In Kenya, Safe City solutions based on visualized critical communications and AI technologies helped the police shorten their response time by 60 percent, reduce the annual crime rate by 46 percent, and improve overall security. As a result, local tourism developed rapidly, growing 14 percent in 2016. In Mauritius, an AI-enabled intelligent video cloud solution greatly improved video analysis efficiency for public safety incidents. The solution also helped optimize traffic management and reduce traffic accidents. In Pakistan, a Safe City solution based on intelligent image technology was used to construct a license plate recognition system for automobiles, with a 90 percent recognition rate in daylight; and the time for terror cases reduced from 45 days to 2 days, with average incident response times shortened from 30 minutes to 10 minutes.

• Cyber Security

Due to the massive volume of sensitive data, public safety agencies have to take extra precautions to safeguard their cyber security. Any data leak is sure to breach privacy protection and lower public confidence. Worse still, data manipulation can lead to undesirable and even incorrect AI outcomes.

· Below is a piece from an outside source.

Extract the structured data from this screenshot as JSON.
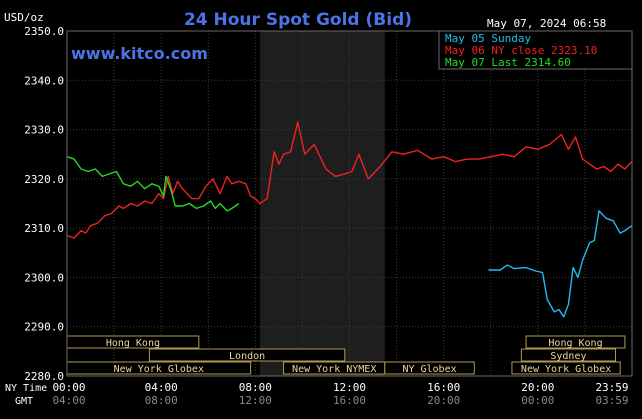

Huawei takes security very seriously, as evidenced by our cyber security strategy and approach, especially the Integrated Product Development processes designed by IBM to assure the cyber security of Huawei products — where independent security verifications are carried out from product conceptualization and development to lifecycle maintenance. Separately, Huawei offers an AI-based unified security solution to detect, predict, and mitigate cyber threats.

• Continuous Innovation

AI adoption is a journey that must leverage continuous innovation to achieve the best outcomes. According to the World Intellectual Property Organization, Huawei was the top company in 2017 globally and across industries in terms of patent applications — with 4,024 to be exact. The second place company applied for 2,965 patents. Not long ago, Huawei launched two AI-related products: a Software Defined Camera and an Intent-Driven Network Switch.

• Industry Ecosystem

One company alone cannot implement AI. It needs an entire ecosystem. AI implementation needs to follow open standards to prevent vendor lock-in and ensure interoperability. Huawei is glad to support and adopt more than 30 open standards, and we have more than 1,000 partners providing applications on our platforms. These partners are supported by our OpenLab facilities around the world.

As a leading ICT company, Huawei’s capabilities include a complete AI portfolio and a full stack of technologies to cover all scenarios, from devices and connectivity to cloud platforms. The technologies include:

•  Ascend series of specialized AI chips; based on a unified, scalable architecture

•  CANN chip operations library and automated development toolkit

•  MindSpore unified training and inductive framework for device, edge, and cloud

•  Application enablement for end-to-end services (ModelArts), multiple-level APIs, and pre-integrated solutions such as the public safety solutions behind our C-C4ISR capabilities.

With more than 6,000 professionals directly supporting Huawei’s public safety solutions, including many with frontline public safety operational experience, we are in a good position to help design the architecture for AI implementation. Not just technology architecture, but also business architecture, data architecture, and application architecture.